On Thu, Feb 29, 2024 at 12:18:49PM +0100, Nuno Sá wrote:
On Thu, 2024-02-29 at 11:52 +0100, Herve Codina wrote:
In the following sequence: 1) of_platform_depopulate() 2) of_overlay_remove()
During the step 1, devices are destroyed and devlinks are removed. During the step 2, OF nodes are destroyed but __of_changeset_entry_destroy() can raise warnings related to missing of_node_put(): ERROR: memory leak, expected refcount 1 instead of 2 ...
Indeed, during the devlink removals performed at step 1, the removal itself releasing the device (and the attached of_node) is done by a job queued in a workqueue and so, it is done asynchronously with respect to function calls. When the warning is present, of_node_put() will be called but wrongly too late from the workqueue job.
In order to be sure that any ongoing devlink removals are done before the of_node destruction, synchronize the of_overlay_remove() with the devlink removals.
Fixes: 80dd33cf72d1 ("drivers: base: Fix device link removal") Cc: stable@vger.kernel.org Signed-off-by: Herve Codina herve.codina@bootlin.com
drivers/of/overlay.c | 10 +++++++++- 1 file changed, 9 insertions(+), 1 deletion(-)
diff --git a/drivers/of/overlay.c b/drivers/of/overlay.c index 2ae7e9d24a64..7a010a62b9d8 100644 --- a/drivers/of/overlay.c +++ b/drivers/of/overlay.c @@ -8,6 +8,7 @@ #define pr_fmt(fmt) "OF: overlay: " fmt +#include <linux/device.h>
This is clearly up to the DT maintainers to decide but, IMHO, I would very much prefer to see fwnode.h included in here rather than directly device.h (so yeah, renaming the function to fwnode_*).
IMO, the DT code should know almost nothing about fwnode because that's the layer above it. But then overlay stuff is kind of a layer above the core DT code too.

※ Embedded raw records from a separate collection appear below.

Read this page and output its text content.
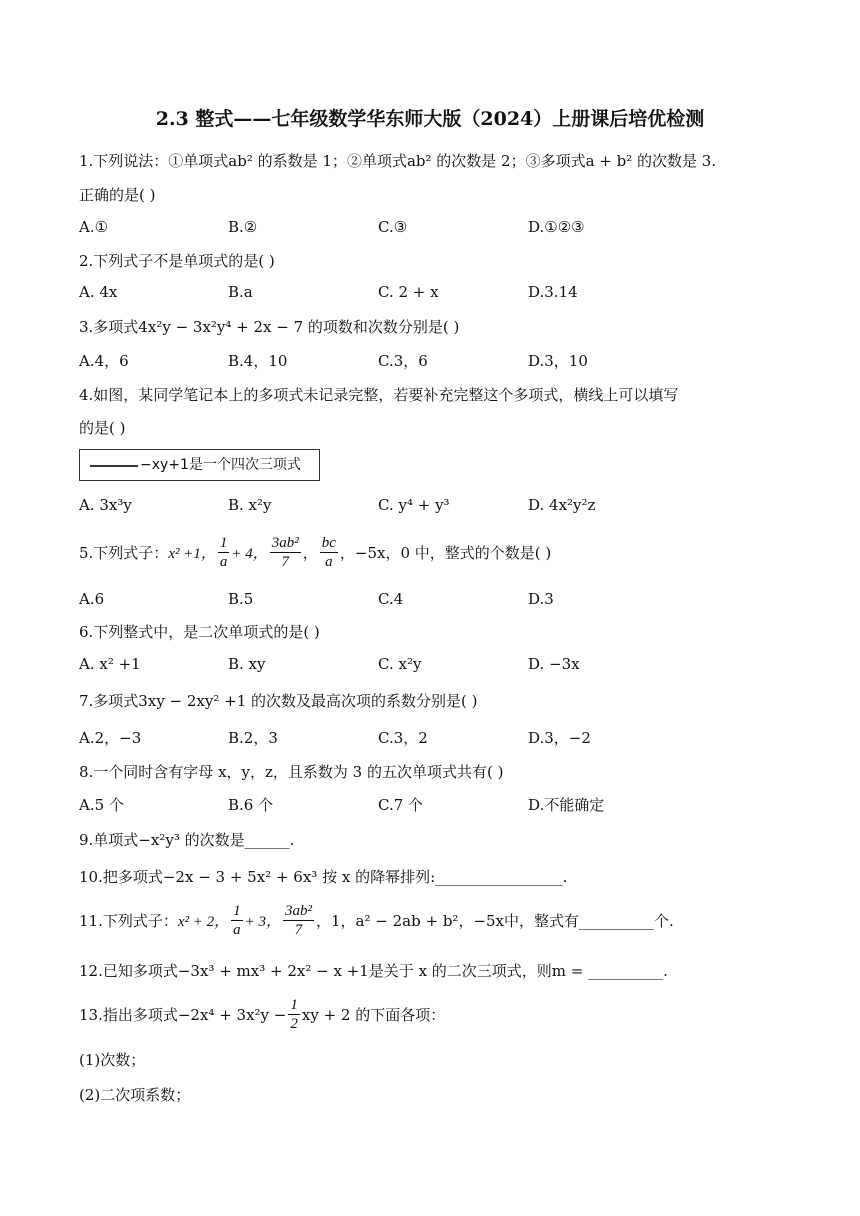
2.3 整式——七年级数学华东师大版（2024）上册课后培优检测
1.下列说法：①单项式ab² 的系数是 1；②单项式ab² 的次数是 2；③多项式a + b² 的次数是 3.
正确的是( )
A.①	B.②	C.③	D.①②③
2.下列式子不是单项式的是( )
A. 4x	B.a	C. 2 + x	D.3.14
3.多项式4x²y − 3x²y⁴ + 2x − 7 的项数和次数分别是( )
A.4，6	B.4，10	C.3，6	D.3，10
4.如图，某同学笔记本上的多项式未记录完整，若要补充完整这个多项式，横线上可以填写
的是( )
−xy+1是一个四次三项式
A. 3x³y	B. x²y	C. y⁴ + y³	D. 4x²y²z
5.下列式子： x² +1， $\frac{1}{a} + 4$， $\frac{\text{3ab²}}{7}$ ， $\frac{bc}{a}$ ， −5x，0 中，整式的个数是( )
A.6	B.5	C.4	D.3
6.下列整式中，是二次单项式的是( )
A. x² +1	B. xy	C. x²y	D. −3x
7.多项式3xy − 2xy² +1 的次数及最高次项的系数分别是( )
A.2，−3	B.2，3	C.3，2	D.3，−2
8.一个同时含有字母 x，y，z，且系数为 3 的五次单项式共有( )
A.5 个	B.6 个	C.7 个	D.不能确定
9.单项式−x²y³ 的次数是______.
10.把多项式−2x − 3 + 5x² + 6x³ 按 x 的降幂排列:_________________.
11.下列式子： x² + 2， $\frac{1}{a} + 3$， $\frac{\text{3ab²}}{7}$ ，1，a² − 2ab + b²，−5x中，整式有__________个.
12.已知多项式−3x³ + mx³ + 2x² − x +1是关于 x 的二次三项式，则m = __________.
13.指出多项式$-2x^4 + 3x^2y - \frac{1}{2}$ xy + 2 的下面各项：
(1)次数；
(2)二次项系数；
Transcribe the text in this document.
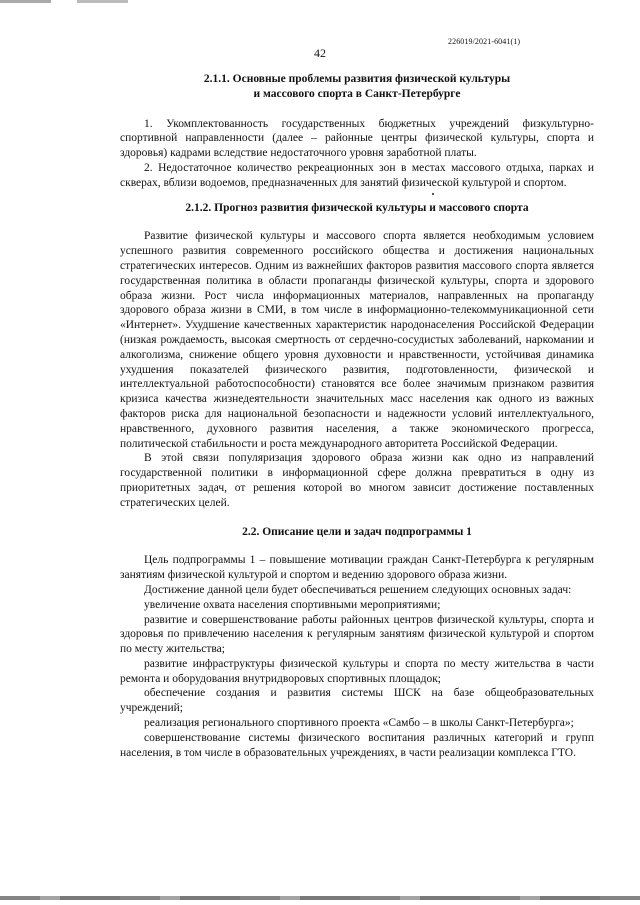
226019/2021-6041(1)
42
2.1.1. Основные проблемы развития физической культуры
и массового спорта в Санкт-Петербурге

1. Укомплектованность государственных бюджетных учреждений физкультурно-спортивной направленности (далее – районные центры физической культуры, спорта и здоровья) кадрами вследствие недостаточного уровня заработной платы.

2. Недостаточное количество рекреационных зон в местах массового отдыха, парках и скверах, вблизи водоемов, предназначенных для занятий физической культурой и спортом.

2.1.2. Прогноз развития физической культуры и массового спорта

Развитие физической культуры и массового спорта является необходимым условием успешного развития современного российского общества и достижения национальных стратегических интересов. Одним из важнейших факторов развития массового спорта является государственная политика в области пропаганды физической культуры, спорта и здорового образа жизни. Рост числа информационных материалов, направленных на пропаганду здорового образа жизни в СМИ, в том числе в информационно-телекоммуникационной сети «Интернет». Ухудшение качественных характеристик народонаселения Российской Федерации (низкая рождаемость, высокая смертность от сердечно-сосудистых заболеваний, наркомании и алкоголизма, снижение общего уровня духовности и нравственности, устойчивая динамика ухудшения показателей физического развития, подготовленности, физической и интеллектуальной работоспособности) становятся все более значимым признаком развития кризиса качества жизнедеятельности значительных масс населения как одного из важных факторов риска для национальной безопасности и надежности условий интеллектуального, нравственного, духовного развития населения, а также экономического прогресса, политической стабильности и роста международного авторитета Российской Федерации.

В этой связи популяризация здорового образа жизни как одно из направлений государственной политики в информационной сфере должна превратиться в одну из приоритетных задач, от решения которой во многом зависит достижение поставленных стратегических целей.

2.2. Описание цели и задач подпрограммы 1

Цель подпрограммы 1 – повышение мотивации граждан Санкт-Петербурга к регулярным занятиям физической культурой и спортом и ведению здорового образа жизни.

Достижение данной цели будет обеспечиваться решением следующих основных задач:

увеличение охвата населения спортивными мероприятиями;

развитие и совершенствование работы районных центров физической культуры, спорта и здоровья по привлечению населения к регулярным занятиям физической культурой и спортом по месту жительства;

развитие инфраструктуры физической культуры и спорта по месту жительства в части ремонта и оборудования внутридворовых спортивных площадок;

обеспечение создания и развития системы ШСК на базе общеобразовательных учреждений;

реализация регионального спортивного проекта «Самбо – в школы Санкт-Петербурга»;

совершенствование системы физического воспитания различных категорий и групп населения, в том числе в образовательных учреждениях, в части реализации комплекса ГТО.
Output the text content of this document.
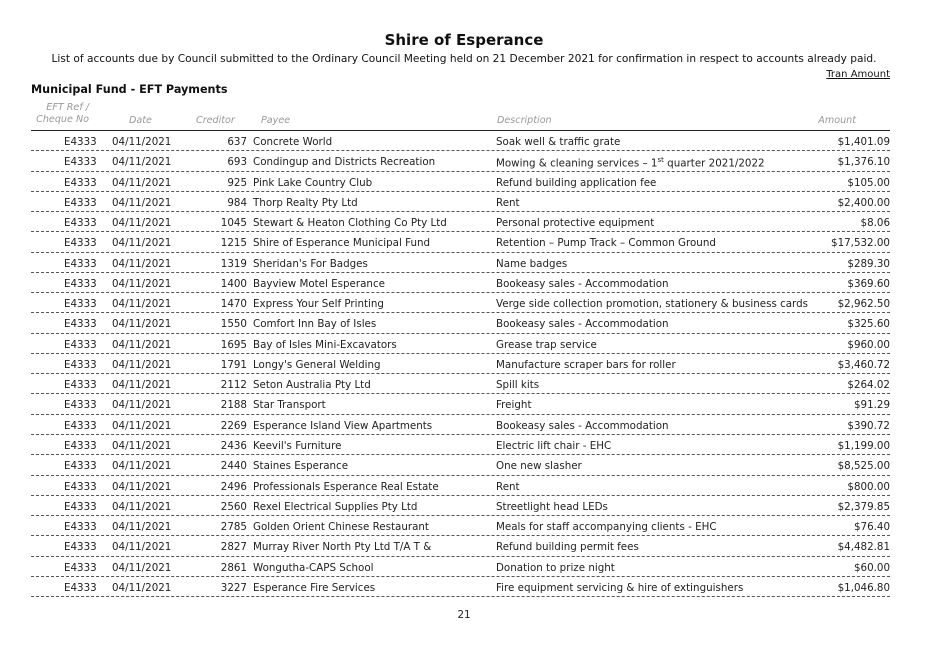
Shire of Esperance
List of accounts due by Council submitted to the Ordinary Council Meeting held on 21 December 2021 for confirmation in respect to accounts already paid.
Tran Amount
Municipal Fund - EFT Payments
EFT Ref /
Cheque No	Date	Creditor	Payee	Description	Amount
E4333 04/11/2021	637 Concrete World	Soak well & traffic grate	$1,401.09
E4333 04/11/2021	693 Condingup and Districts Recreation	Mowing & cleaning services – 1st quarter 2021/2022	$1,376.10
E4333 04/11/2021	925 Pink Lake Country Club	Refund building application fee	$105.00
E4333 04/11/2021	984 Thorp Realty Pty Ltd	Rent	$2,400.00
E4333 04/11/2021	1045 Stewart & Heaton Clothing Co Pty Ltd	Personal protective equipment	$8.06
E4333 04/11/2021	1215 Shire of Esperance Municipal Fund	Retention – Pump Track – Common Ground	$17,532.00
E4333 04/11/2021	1319 Sheridan's For Badges	Name badges	$289.30
E4333 04/11/2021	1400 Bayview Motel Esperance	Bookeasy sales - Accommodation	$369.60
E4333 04/11/2021	1470 Express Your Self Printing	Verge side collection promotion, stationery & business cards	$2,962.50
E4333 04/11/2021	1550 Comfort Inn Bay of Isles	Bookeasy sales - Accommodation	$325.60
E4333 04/11/2021	1695 Bay of Isles Mini-Excavators	Grease trap service	$960.00
E4333 04/11/2021	1791 Longy's General Welding	Manufacture scraper bars for roller	$3,460.72
E4333 04/11/2021	2112 Seton Australia Pty Ltd	Spill kits	$264.02
E4333 04/11/2021	2188 Star Transport	Freight	$91.29
E4333 04/11/2021	2269 Esperance Island View Apartments	Bookeasy sales - Accommodation	$390.72
E4333 04/11/2021	2436 Keevil's Furniture	Electric lift chair - EHC	$1,199.00
E4333 04/11/2021	2440 Staines Esperance	One new slasher	$8,525.00
E4333 04/11/2021	2496 Professionals Esperance Real Estate	Rent	$800.00
E4333 04/11/2021	2560 Rexel Electrical Supplies Pty Ltd	Streetlight head LEDs	$2,379.85
E4333 04/11/2021	2785 Golden Orient Chinese Restaurant	Meals for staff accompanying clients - EHC	$76.40
E4333 04/11/2021	2827 Murray River North Pty Ltd T/A T &	Refund building permit fees	$4,482.81
E4333 04/11/2021	2861 Wongutha-CAPS School	Donation to prize night	$60.00
E4333 04/11/2021	3227 Esperance Fire Services	Fire equipment servicing & hire of extinguishers	$1,046.80
21
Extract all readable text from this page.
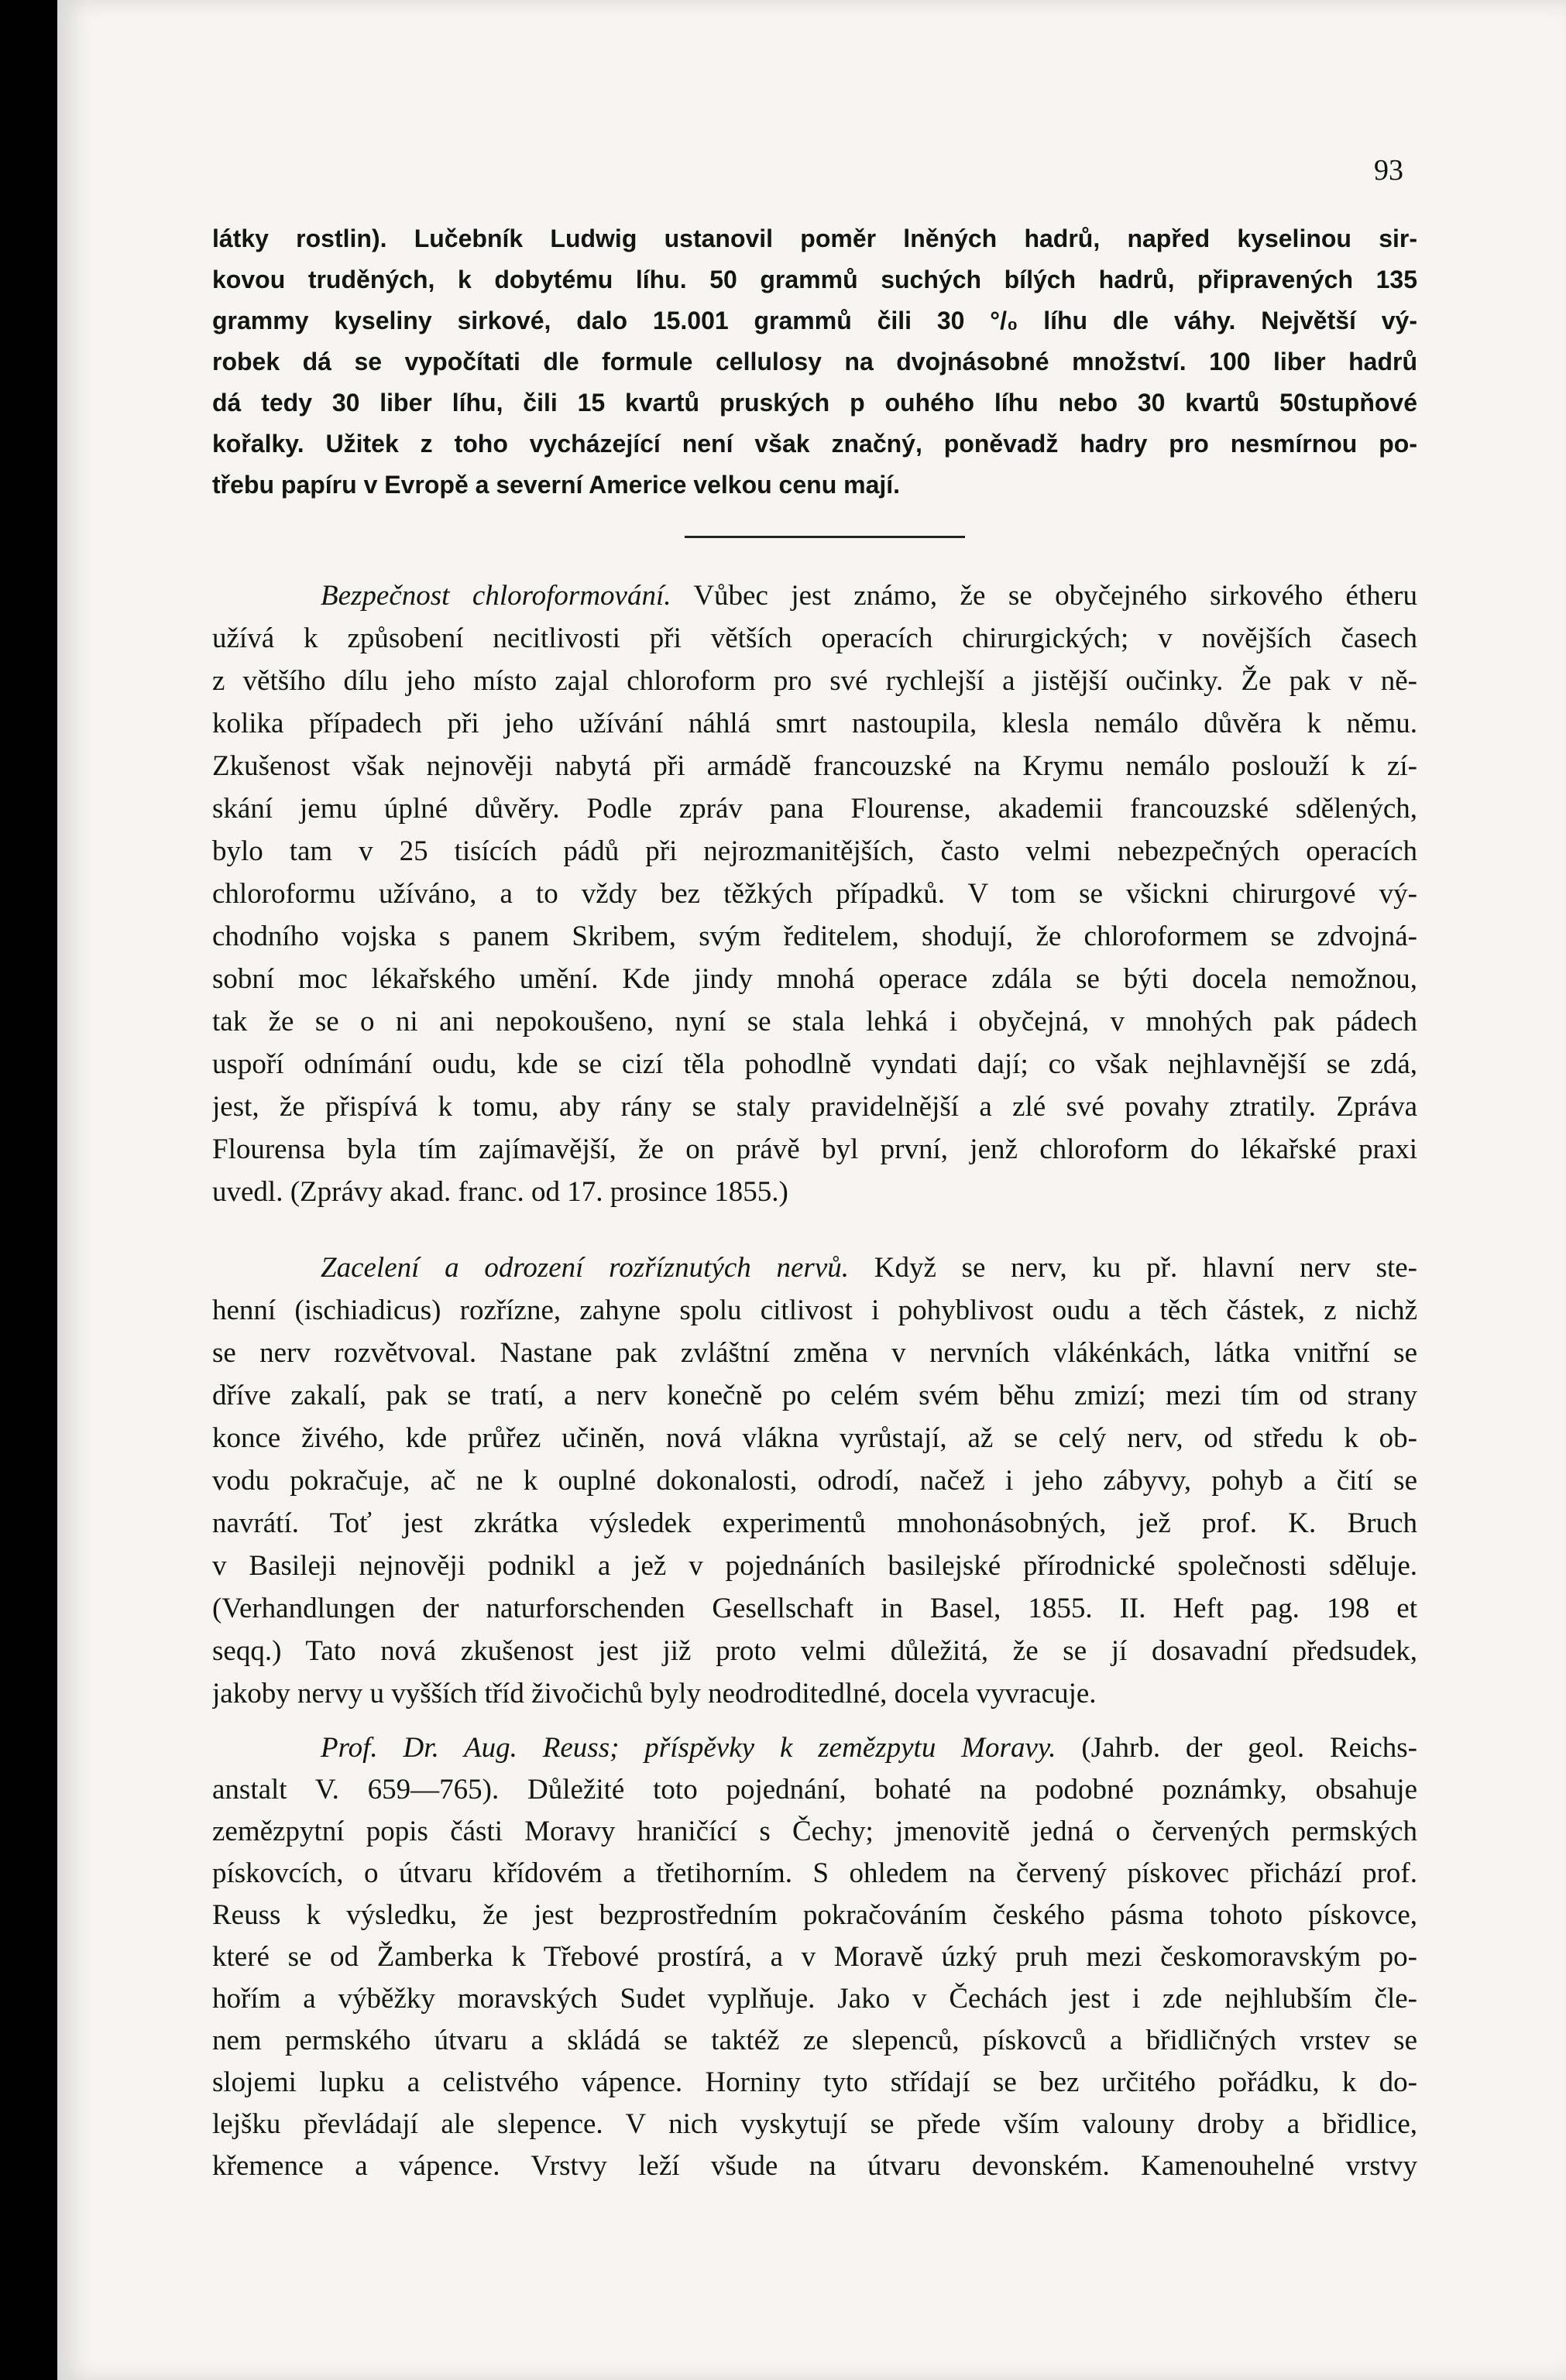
93
látky rostlin). Lučebník Ludwig ustanovil poměr lněných hadrů, napřed kyselinou sir-
kovou truděných, k dobytému líhu. 50 grammů suchých bílých hadrů, připravených 135
grammy kyseliny sirkové, dalo 15.001 grammů čili 30 °/₀ líhu dle váhy. Největší vý-
robek dá se vypočítati dle formule cellulosy na dvojnásobné množství. 100 liber hadrů
dá tedy 30 liber líhu, čili 15 kvartů pruských p ouhého líhu nebo 30 kvartů 50stupňové
kořalky. Užitek z toho vycházející není však značný, poněvadž hadry pro nesmírnou po-
třebu papíru v Evropě a severní Americe velkou cenu mají.
Bezpečnost chloroformování. Vůbec jest známo, že se obyčejného sirkového étheru
užívá k způsobení necitlivosti při větších operacích chirurgických; v novějších časech
z většího dílu jeho místo zajal chloroform pro své rychlejší a jistější oučinky. Že pak v ně-
kolika případech při jeho užívání náhlá smrt nastoupila, klesla nemálo důvěra k němu.
Zkušenost však nejnověji nabytá při armádě francouzské na Krymu nemálo poslouží k zí-
skání jemu úplné důvěry. Podle zpráv pana Flourense, akademii francouzské sdělených,
bylo tam v 25 tisících pádů při nejrozmanitějších, často velmi nebezpečných operacích
chloroformu užíváno, a to vždy bez těžkých případků. V tom se všickni chirurgové vý-
chodního vojska s panem Skribem, svým ředitelem, shodují, že chloroformem se zdvojná-
sobní moc lékařského umění. Kde jindy mnohá operace zdála se býti docela nemožnou,
tak že se o ni ani nepokoušeno, nyní se stala lehká i obyčejná, v mnohých pak pádech
uspoří odnímání oudu, kde se cizí těla pohodlně vyndati dají; co však nejhlavnější se zdá,
jest, že přispívá k tomu, aby rány se staly pravidelnější a zlé své povahy ztratily. Zpráva
Flourensa byla tím zajímavější, že on právě byl první, jenž chloroform do lékařské praxi
uvedl. (Zprávy akad. franc. od 17. prosince 1855.)
Zacelení a odrození rozříznutých nervů. Když se nerv, ku př. hlavní nerv ste-
henní (ischiadicus) rozřízne, zahyne spolu citlivost i pohyblivost oudu a těch částek, z nichž
se nerv rozvětvoval. Nastane pak zvláštní změna v nervních vlákénkách, látka vnitřní se
dříve zakalí, pak se tratí, a nerv konečně po celém svém běhu zmizí; mezi tím od strany
konce živého, kde průřez učiněn, nová vlákna vyrůstají, až se celý nerv, od středu k ob-
vodu pokračuje, ač ne k ouplné dokonalosti, odrodí, načež i jeho zábyvy, pohyb a čití se
navrátí. Toť jest zkrátka výsledek experimentů mnohonásobných, jež prof. K. Bruch
v Basileji nejnověji podnikl a jež v pojednáních basilejské přírodnické společnosti sděluje.
(Verhandlungen der naturforschenden Gesellschaft in Basel, 1855. II. Heft pag. 198 et
seqq.) Tato nová zkušenost jest již proto velmi důležitá, že se jí dosavadní předsudek,
jakoby nervy u vyšších tříd živočichů byly neodroditedlné, docela vyvracuje.
Prof. Dr. Aug. Reuss; příspěvky k zemězpytu Moravy. (Jahrb. der geol. Reichs-
anstalt V. 659—765). Důležité toto pojednání, bohaté na podobné poznámky, obsahuje
zemězpytní popis části Moravy hraničící s Čechy; jmenovitě jedná o červených permských
pískovcích, o útvaru křídovém a třetihorním. S ohledem na červený pískovec přichází prof.
Reuss k výsledku, že jest bezprostředním pokračováním českého pásma tohoto pískovce,
které se od Žamberka k Třebové prostírá, a v Moravě úzký pruh mezi českomoravským po-
hořím a výběžky moravských Sudet vyplňuje. Jako v Čechách jest i zde nejhlubším čle-
nem permského útvaru a skládá se taktéž ze slepenců, pískovců a břidličných vrstev se
slojemi lupku a celistvého vápence. Horniny tyto střídají se bez určitého pořádku, k do-
lejšku převládají ale slepence. V nich vyskytují se přede vším valouny droby a břidlice,
křemence a vápence. Vrstvy leží všude na útvaru devonském. Kamenouhelné vrstvy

But yeah, I might be biased by own series :)
#include <linux/kernel.h> #include <linux/module.h> #include <linux/of.h> @@ -853,6 +854,14 @@ static void free_overlay_changeset(struct overlay_changeset *ovcs) { int i;
- /*
* Wait for any ongoing device link removals before removing some of
* nodes. Drop the global lock while waiting
*/
- mutex_unlock(&of_mutex);
- device_link_wait_removal();
- mutex_lock(&of_mutex);
I'm still not convinced we need to drop the lock. What happens if someone else grabs the lock while we are in device_link_wait_removal()? Can we guarantee that we can't screw things badly?
It is also just ugly because it's the callers of free_overlay_changeset() that hold the lock and now we're releasing it behind their back.
As device_link_wait_removal() is called before we touch anything, can't it be called before we take the lock? And do we need to call it if applying the overlay fails?
Rob